What we have today: single index to store product data, which holds data of 2 types -
[1] Some product data that changes rarely -
* name, category, URL, product attributes(e.g. color,price) etc...
[2] Product data that might change frequentley for past documents,
and indexed on a daily level - [KPIs]
* product-family, daily sales, daily price, daily views...
Our requirements are -
- Store product-related data (for millions of products)
- Index KPIs on a daily level, and store those KPIs for a period of 2 years.
- Update "product-family" on a daily level, for thousands of products. (no need to index it daily)
- Query and aggregate the data with low latency, to display it in our UI. aggregation examples -
- Sum all product sales in the last 3 months, from category 'A' and sort by total sales.
- Same as the above, but in-addition aggregate based on
product-family
field.
- Keep efficient indexing rate.
Currently, we're storing everything on the same index, daily, meaning we store repetitive data such as name, category and URL over and over again.
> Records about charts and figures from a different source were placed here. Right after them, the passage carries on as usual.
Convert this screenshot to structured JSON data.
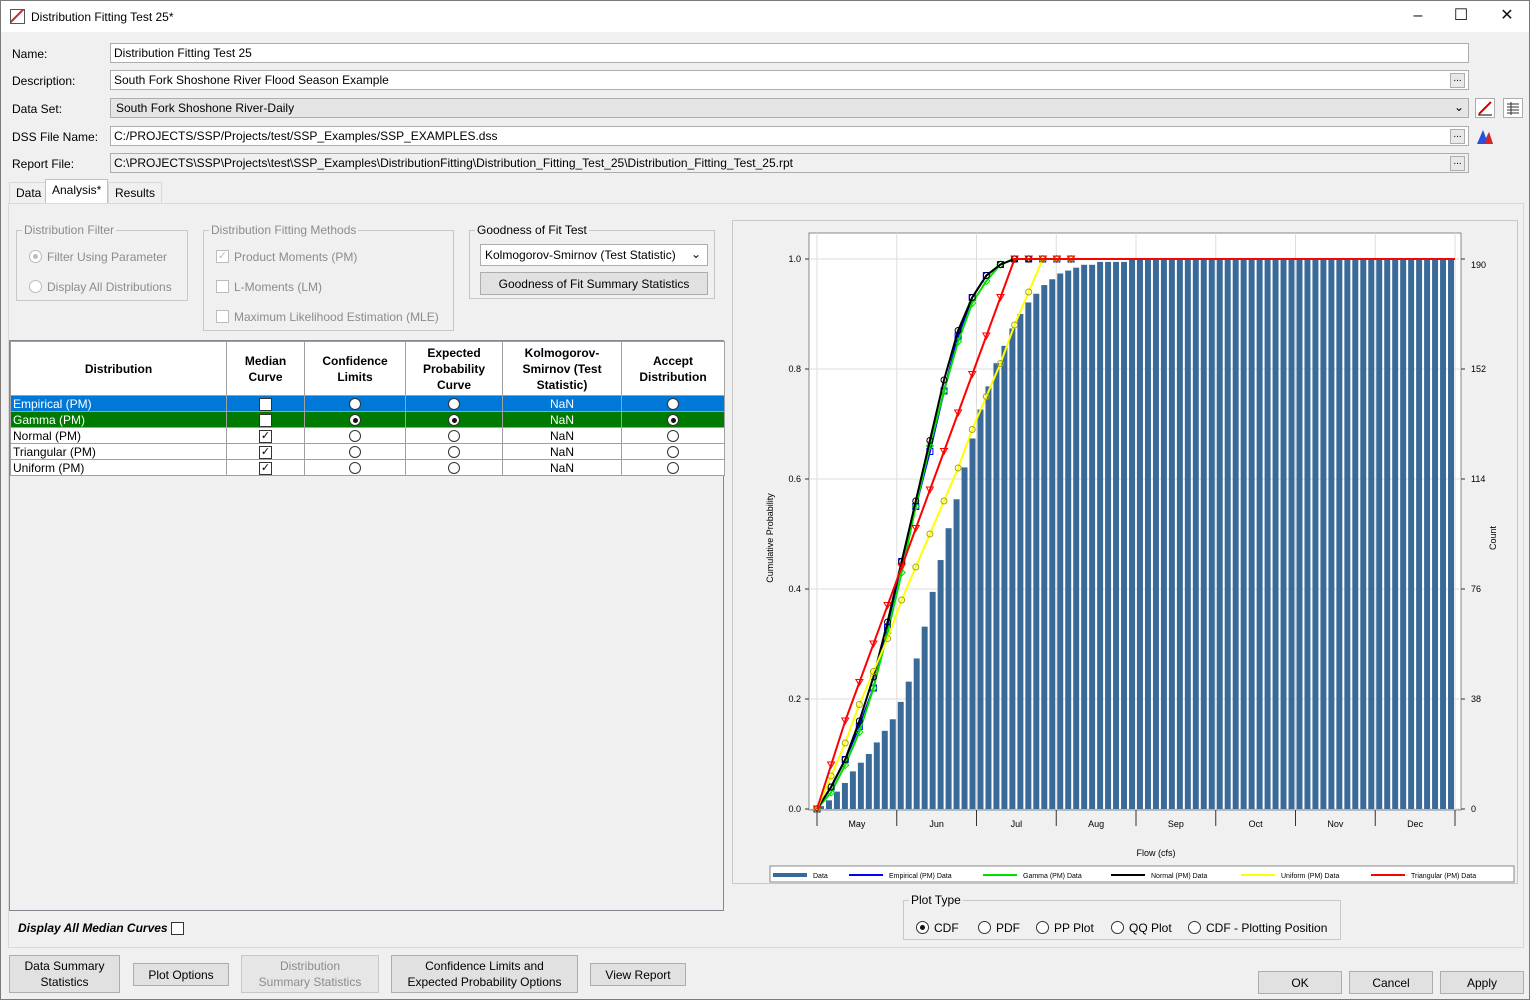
{
  "window": {
    "title": "Distribution Fitting Test 25*"
  },
  "fields": {
    "name_label": "Name:",
    "name_value": "Distribution Fitting Test 25",
    "description_label": "Description:",
    "description_value": "South Fork Shoshone River Flood Season Example",
    "dataset_label": "Data Set:",
    "dataset_value": "South Fork Shoshone River-Daily",
    "dss_label": "DSS File Name:",
    "dss_value": "C:/PROJECTS/SSP/Projects/test/SSP_Examples/SSP_EXAMPLES.dss",
    "report_label": "Report File:",
    "report_value": "C:\\PROJECTS\\SSP\\Projects\\test\\SSP_Examples\\DistributionFitting\\Distribution_Fitting_Test_25\\Distribution_Fitting_Test_25.rpt",
    "ellipsis": "..."
  },
  "tabs": [
    {
      "label": "Data"
    },
    {
      "label": "Analysis*"
    },
    {
      "label": "Results"
    }
  ],
  "filter": {
    "title": "Distribution Filter",
    "options": [
      {
        "label": "Filter Using Parameter",
        "selected": true
      },
      {
        "label": "Display All Distributions",
        "selected": false
      }
    ]
  },
  "methods": {
    "title": "Distribution Fitting Methods",
    "options": [
      {
        "label": "Product Moments (PM)",
        "checked": true
      },
      {
        "label": "L-Moments (LM)",
        "checked": false
      },
      {
        "label": "Maximum Likelihood Estimation (MLE)",
        "checked": false
      }
    ]
  },
  "gof": {
    "title": "Goodness of Fit Test",
    "selected": "Kolmogorov-Smirnov (Test Statistic)",
    "summary_button": "Goodness of Fit Summary Statistics"
  },
  "table": {
    "headers": [
      "Distribution",
      "Median Curve",
      "Confidence Limits",
      "Expected Probability Curve",
      "Kolmogorov-Smirnov (Test Statistic)",
      "Accept Distribution"
    ],
    "rows": [
      {
        "name": "Empirical (PM)",
        "median": true,
        "confidence": false,
        "expected": false,
        "ks": "NaN",
        "accept": false
      },
      {
        "name": "Gamma (PM)",
        "median": true,
        "confidence": true,
        "expected": true,
        "ks": "NaN",
        "accept": true
      },
      {
        "name": "Normal (PM)",
        "median": true,
        "confidence": false,
        "expected": false,
        "ks": "NaN",
        "accept": false
      },
      {
        "name": "Triangular (PM)",
        "median": true,
        "confidence": false,
        "expected": false,
        "ks": "NaN",
        "accept": false
      },
      {
        "name": "Uniform (PM)",
        "median": true,
        "confidence": false,
        "expected": false,
        "ks": "NaN",
        "accept": false
      }
    ]
  },
  "display_all_median": {
    "label": "Display All Median Curves",
    "checked": false
  },
  "plot_type": {
    "title": "Plot Type",
    "options": [
      {
        "label": "CDF",
        "selected": true
      },
      {
        "label": "PDF",
        "selected": false
      },
      {
        "label": "PP Plot",
        "selected": false
      },
      {
        "label": "QQ Plot",
        "selected": false
      },
      {
        "label": "CDF - Plotting Position",
        "selected": false
      }
    ]
  },
  "buttons": {
    "data_summary_1": "Data Summary",
    "data_summary_2": "Statistics",
    "plot_options": "Plot Options",
    "dist_summary_1": "Distribution",
    "dist_summary_2": "Summary Statistics",
    "conf_1": "Confidence Limits and",
    "conf_2": "Expected Probability Options",
    "view_report": "View Report",
    "ok": "OK",
    "cancel": "Cancel",
    "apply": "Apply"
  },
  "colors": {
    "bars": "#3a6a98",
    "empirical": "#0000ff",
    "gamma": "#00e000",
    "normal": "#000000",
    "uniform": "#ffff00",
    "triangular": "#ff0000",
    "selected_row_1": "#0078d7",
    "selected_row_2": "#007a00"
  },
  "chart_data": {
    "type": "line",
    "xlabel": "Flow (cfs)",
    "ylabel": "Cumulative Probability",
    "y2label": "Count",
    "x_ticks": [
      "May",
      "Jun",
      "Jul",
      "Aug",
      "Sep",
      "Oct",
      "Nov",
      "Dec"
    ],
    "y_ticks": [
      "0.0",
      "0.2",
      "0.4",
      "0.6",
      "0.8",
      "1.0"
    ],
    "y2_ticks": [
      "0",
      "38",
      "76",
      "114",
      "152",
      "190"
    ],
    "ylim": [
      0,
      1
    ],
    "y2lim": [
      0,
      190
    ],
    "legend": [
      "Data",
      "Empirical (PM) Data",
      "Gamma (PM) Data",
      "Normal (PM) Data",
      "Uniform (PM) Data",
      "Triangular (PM) Data"
    ],
    "legend_position": "bottom",
    "bar_counts": [
      1,
      3,
      6,
      9,
      13,
      16,
      19,
      23,
      27,
      31,
      37,
      44,
      52,
      63,
      75,
      86,
      97,
      107,
      118,
      128,
      138,
      146,
      154,
      160,
      166,
      171,
      175,
      178,
      181,
      183,
      185,
      186,
      187,
      188,
      188,
      189,
      189,
      189,
      189,
      190,
      190,
      190,
      190,
      190,
      190,
      190,
      190,
      190,
      190,
      190,
      190,
      190,
      190,
      190,
      190,
      190,
      190,
      190,
      190,
      190,
      190,
      190,
      190,
      190,
      190,
      190,
      190,
      190,
      190,
      190,
      190,
      190,
      190,
      190,
      190,
      190,
      190,
      190,
      190,
      190
    ],
    "series": [
      {
        "name": "Empirical (PM) Data",
        "values": [
          0,
          0.04,
          0.09,
          0.15,
          0.22,
          0.33,
          0.45,
          0.55,
          0.65,
          0.76,
          0.86,
          0.93,
          0.97,
          0.99,
          1.0,
          1.0,
          1.0,
          1.0,
          1.0
        ]
      },
      {
        "name": "Gamma (PM) Data",
        "values": [
          0,
          0.03,
          0.08,
          0.14,
          0.22,
          0.32,
          0.43,
          0.55,
          0.66,
          0.76,
          0.85,
          0.92,
          0.96,
          0.99,
          1.0,
          1.0,
          1.0,
          1.0,
          1.0
        ]
      },
      {
        "name": "Normal (PM) Data",
        "values": [
          0,
          0.04,
          0.09,
          0.16,
          0.24,
          0.34,
          0.45,
          0.56,
          0.67,
          0.78,
          0.87,
          0.93,
          0.97,
          0.99,
          1.0,
          1.0,
          1.0,
          1.0,
          1.0
        ]
      },
      {
        "name": "Uniform (PM) Data",
        "values": [
          0,
          0.06,
          0.12,
          0.19,
          0.25,
          0.31,
          0.38,
          0.44,
          0.5,
          0.56,
          0.62,
          0.69,
          0.75,
          0.81,
          0.88,
          0.94,
          1.0,
          1.0,
          1.0
        ]
      },
      {
        "name": "Triangular (PM) Data",
        "values": [
          0,
          0.08,
          0.16,
          0.23,
          0.3,
          0.37,
          0.44,
          0.51,
          0.58,
          0.65,
          0.72,
          0.79,
          0.86,
          0.93,
          1.0,
          1.0,
          1.0,
          1.0,
          1.0
        ]
      }
    ]
  }
}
This approach is very problematic for multiple reasons-
- We're holding duplicates for data of type [1], which hardly changes and causes the index to be very large.
- when data of type [2] changes , specifically the
product-family
field(this happens daily), it requires updating tens of millions of documents (from more than a year ago), which causes the system to be very slow and timeout on queries.
Splitting this data into 2 different indices won't work for us since we have to filter data of type [2] by data of type [1]
(e.g. all sales from category 'A'), moreover, we'll have to join that data somehow, and our backend server won't handle this load.
We're not sure how to model this data properly, our thoughts are -
- Using parent-child relations - parent is product data of type [1] and children are KPIs of type [2]
- Using nested fields to store KPIs (data of type [2]).
Both of these methods allow us to reduce the current index size by eliminating the duplicated data of type [1], and efficiently updating data of type [2] for very old documents.
Specifically, both methods allow us to store product-family
for each product once in the parent/non-nested fields, which implies we can only update a single document per product. (these updates are daily)
We think parent-child relation is more suitable, due to the fact that we're adding KPIs on a daily level,
which per our understanding - will cause re-indexing for documents with new KPIs when using nested fields.
On the other side, we're afraid that parent-child relations will increase query latency dramatically, hence will cause our UI to be very slow.
We're not sure what is the proper way to model the data, and if our solutions are on the right path,
we would appreciate any help since we're struggling with it for a long time.